2. Take a Tylenol PM or a sleeping pill the night before your trip. There is zero chance of you getting even five minutes shut-eye at the airport or on the plane. This may be your last chance at a decent night’s sleep and tomorrow you will need all the strength and energy you can get.
3. Don’t fly too early in the morning. It will take you at least three hours to get everyone fed and dressed and to pack up any last minute items. Unless you enjoy starting your day at 3am, try to schedule your flight for late-morning or early afternoon. You will be lucky if you make it out of the house with your teeth brushed.
4. In conjunction with #3- Throw out the idea that you should try to fly around your child’s naptime. In my not-so-humble opinion, a sleeping toddler on a plane is an urban legend. Much like the Chupacabra or a mortgage rate reduction, I have yet to see it for myself.
5. Bribery and distraction are your best friends. They will get you through the tough times. You will want to stock up on essentials like lollipops, Oreos and dollar toys from Target. You can get back to the good old food pyramid tomorrow (or the next day, week, month….) – whenever you have recovered from the journey.
6. Try to travel with as many childless adults as possible- preferably your own parents. Instruct them that they are not permitted to bring any carry-on items for themselves. You will need all the extra overhead space you can get. All free hands will be devoted to baby holding, snack distribution, and countless rounds of “The Itsy Bitsy Spider.”

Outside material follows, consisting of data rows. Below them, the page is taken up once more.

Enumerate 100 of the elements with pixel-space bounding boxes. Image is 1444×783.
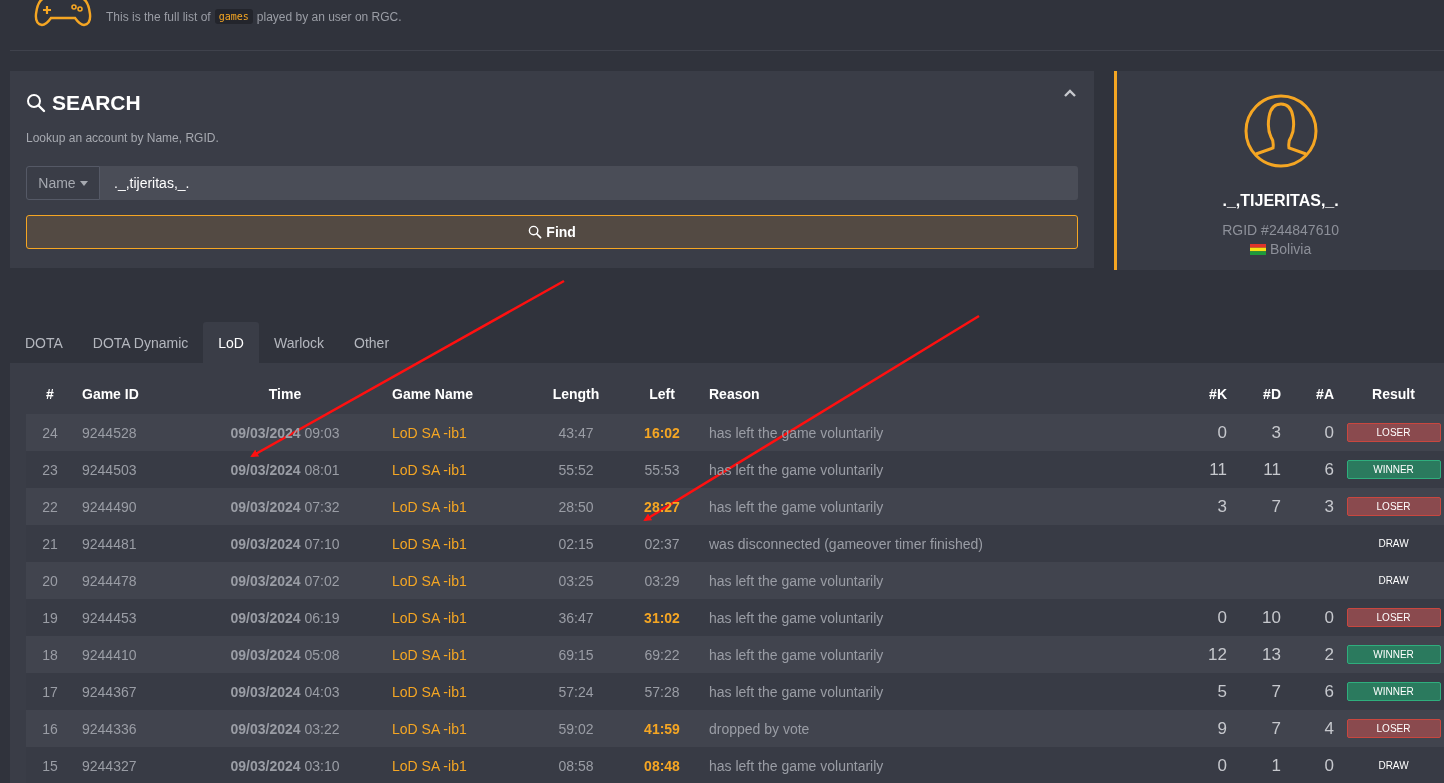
player-name: ._,TIJERITAS,_.	[1222, 192, 1339, 210]
game-tab[interactable]: DOTA Dynamic	[77, 322, 204, 363]
row-number: 24	[42, 424, 58, 441]
game-tab[interactable]: Other	[339, 322, 405, 363]
game-length: 69:15	[558, 646, 594, 663]
column-header: #A	[1316, 385, 1334, 402]
game-id: 9244410	[82, 646, 137, 663]
column-header: Game Name	[392, 385, 473, 402]
column-header: #D	[1263, 385, 1281, 402]
kills-count: 11	[1209, 459, 1227, 479]
game-name: LoD SA -ib1	[392, 646, 467, 663]
column-header: Game ID	[82, 385, 139, 402]
game-time: 09/03/2024 03:10	[230, 757, 340, 774]
leave-reason: has left the game voluntarily	[709, 683, 884, 700]
game-id: 9244490	[82, 498, 137, 515]
filter-dropdown[interactable]: Name	[26, 166, 100, 200]
leave-reason: has left the game voluntarily	[709, 757, 884, 774]
assists-count: 0	[1324, 607, 1334, 627]
collapse-icon[interactable]	[1064, 89, 1077, 97]
left-time: 41:59	[644, 720, 680, 737]
left-time: 08:48	[644, 757, 680, 774]
assists-count: 0	[1324, 755, 1334, 775]
result-label: WINNER	[1346, 645, 1441, 664]
search-field[interactable]: ._,tijeritas,_.	[100, 166, 1079, 200]
player-country: Bolivia	[1270, 241, 1312, 257]
result-label: WINNER	[1346, 682, 1441, 701]
game-time: 09/03/2024 03:22	[230, 720, 340, 737]
game-time: 09/03/2024 05:08	[230, 646, 340, 663]
deaths-count: 7	[1271, 718, 1281, 738]
row-number: 22	[42, 498, 58, 515]
result-label: LOSER	[1346, 719, 1441, 738]
assists-count: 2	[1324, 644, 1334, 664]
assists-count: 3	[1324, 496, 1334, 516]
game-id: 9244528	[82, 424, 137, 441]
kills-count: 9	[1217, 718, 1227, 738]
assists-count: 0	[1324, 422, 1334, 442]
game-name: LoD SA -ib1	[392, 720, 467, 737]
result-label: DRAW	[1377, 759, 1410, 773]
game-name: LoD SA -ib1	[392, 424, 467, 441]
game-time: 09/03/2024 08:01	[230, 461, 340, 478]
kills-count: 0	[1217, 755, 1227, 775]
row-number: 23	[42, 461, 58, 478]
search-description: Lookup an account by Name, RGID.	[26, 131, 220, 145]
column-header: Left	[649, 385, 675, 402]
game-id: 9244453	[82, 609, 137, 626]
kills-count: 5	[1217, 681, 1227, 701]
game-tab[interactable]: DOTA	[10, 322, 78, 363]
column-header: #	[46, 385, 54, 402]
assists-count: 6	[1324, 681, 1334, 701]
column-header: Time	[268, 385, 302, 402]
game-tab[interactable]: LoD	[203, 322, 259, 363]
deaths-count: 11	[1263, 459, 1281, 479]
row-number: 20	[42, 572, 58, 589]
left-time: 03:29	[644, 572, 680, 589]
result-label: LOSER	[1346, 497, 1441, 516]
deaths-count: 1	[1271, 755, 1281, 775]
deaths-count: 7	[1271, 681, 1281, 701]
game-name: LoD SA -ib1	[392, 461, 467, 478]
left-time: 31:02	[644, 609, 680, 626]
left-time: 69:22	[644, 646, 680, 663]
deaths-count: 10	[1262, 607, 1281, 627]
flag-icon	[1250, 243, 1266, 255]
result-label: LOSER	[1346, 423, 1441, 442]
left-time: 55:53	[644, 461, 680, 478]
game-name: LoD SA -ib1	[392, 683, 467, 700]
left-time: 57:28	[644, 683, 680, 700]
game-length: 36:47	[558, 609, 594, 626]
game-length: 03:25	[558, 572, 594, 589]
row-number: 17	[42, 683, 58, 700]
subtitle-text: played by an user on RGC.	[256, 9, 402, 24]
subtitle-text: This is the full list of	[106, 9, 211, 24]
column-header: Reason	[709, 385, 760, 402]
leave-reason: has left the game voluntarily	[709, 646, 884, 663]
game-id: 9244336	[82, 720, 137, 737]
row-number: 19	[42, 609, 58, 626]
game-id: 9244478	[82, 572, 137, 589]
leave-reason: has left the game voluntarily	[709, 609, 884, 626]
deaths-count: 3	[1271, 422, 1281, 442]
left-time: 16:02	[644, 424, 680, 441]
column-header: #K	[1209, 385, 1227, 402]
leave-reason: was disconnected (gameover timer finished)	[709, 535, 983, 552]
avatar-icon	[1242, 93, 1319, 169]
game-length: 43:47	[558, 424, 594, 441]
result-label: WINNER	[1346, 460, 1441, 479]
game-name: LoD SA -ib1	[392, 572, 467, 589]
deaths-count: 7	[1271, 496, 1281, 516]
game-id: 9244367	[82, 683, 137, 700]
leave-reason: has left the game voluntarily	[709, 498, 884, 515]
search-title: SEARCH	[52, 91, 141, 115]
game-tab[interactable]: Warlock	[259, 322, 340, 363]
deaths-count: 13	[1262, 644, 1281, 664]
result-label: DRAW	[1377, 574, 1410, 588]
game-time: 09/03/2024 07:10	[230, 535, 340, 552]
assists-count: 4	[1324, 718, 1334, 738]
find-button[interactable]: Find	[26, 215, 1079, 249]
row-number: 15	[42, 757, 58, 774]
game-length: 02:15	[558, 535, 594, 552]
game-length: 55:52	[558, 461, 594, 478]
game-length: 57:24	[558, 683, 594, 700]
game-id: 9244481	[82, 535, 137, 552]
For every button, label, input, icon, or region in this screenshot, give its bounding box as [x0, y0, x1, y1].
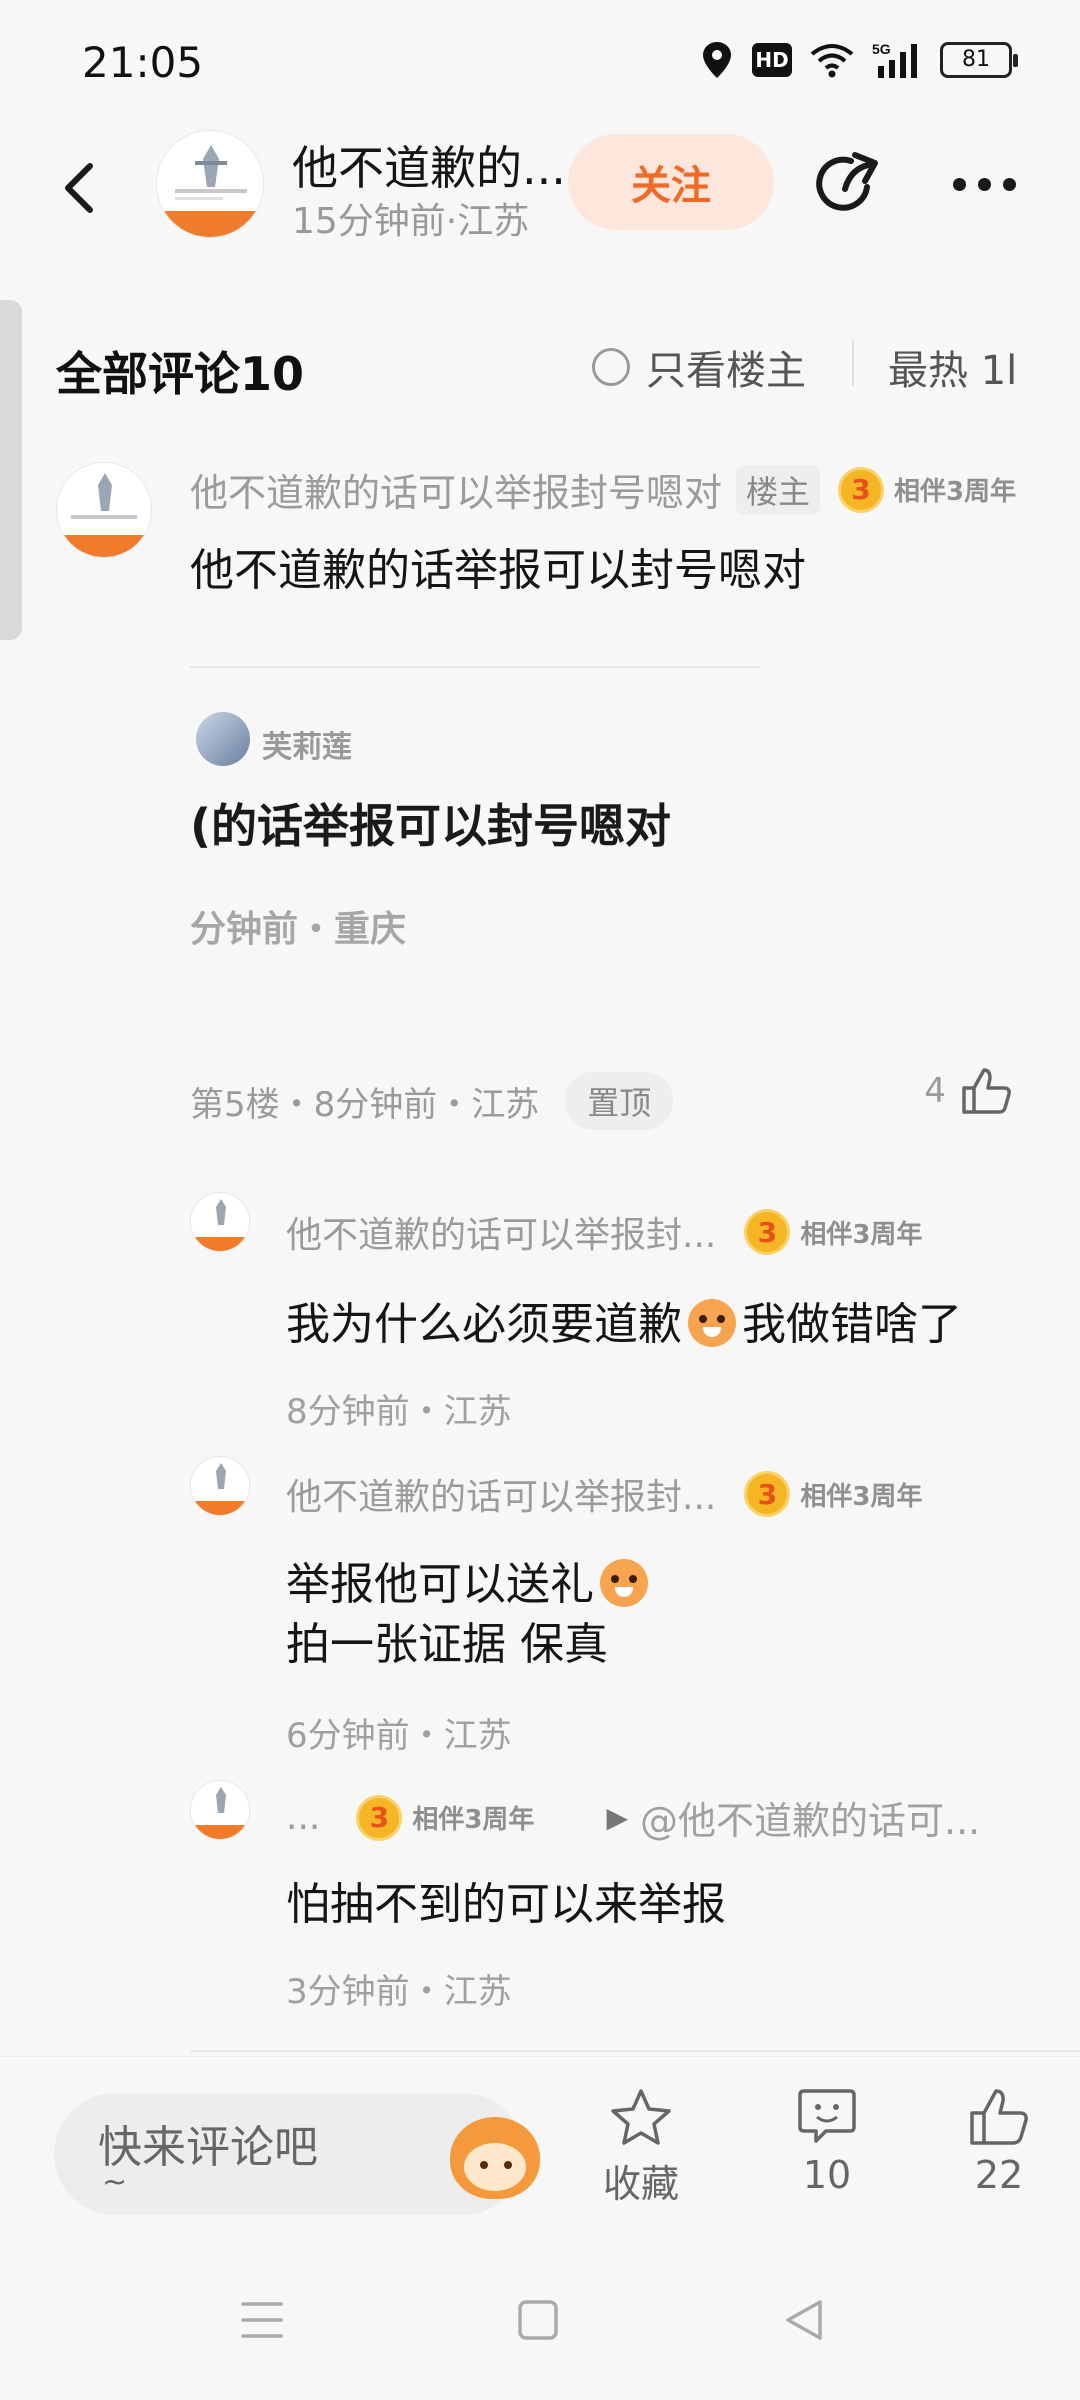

7. Seating charts are not just for wedding receptions. This is the ideal arrangement: Place the toddler in the middle seat. Accompanying grandparents should flank each side of the child. Place yourself at least five rows behind them. Sit back and enjoy the show.
8. Last, but not least, hang in there. The best part about this day is that it will eventually be over. You may arrive at your destination covered in barf, poop, and tears (your own), but you will get there. Excluding any tragic accident, of course. Remember: This is war. Only the strong will survive. Good luck and God speed.
Sidenote: you may notice that I make no mention of the baby. First, I lucked out and got a mellow one this time. Second, in between all the schlepping of bags, constant stream of snacks, saint-like flight attendants and baby-cooing passengers, she had plenty to keep her occupied.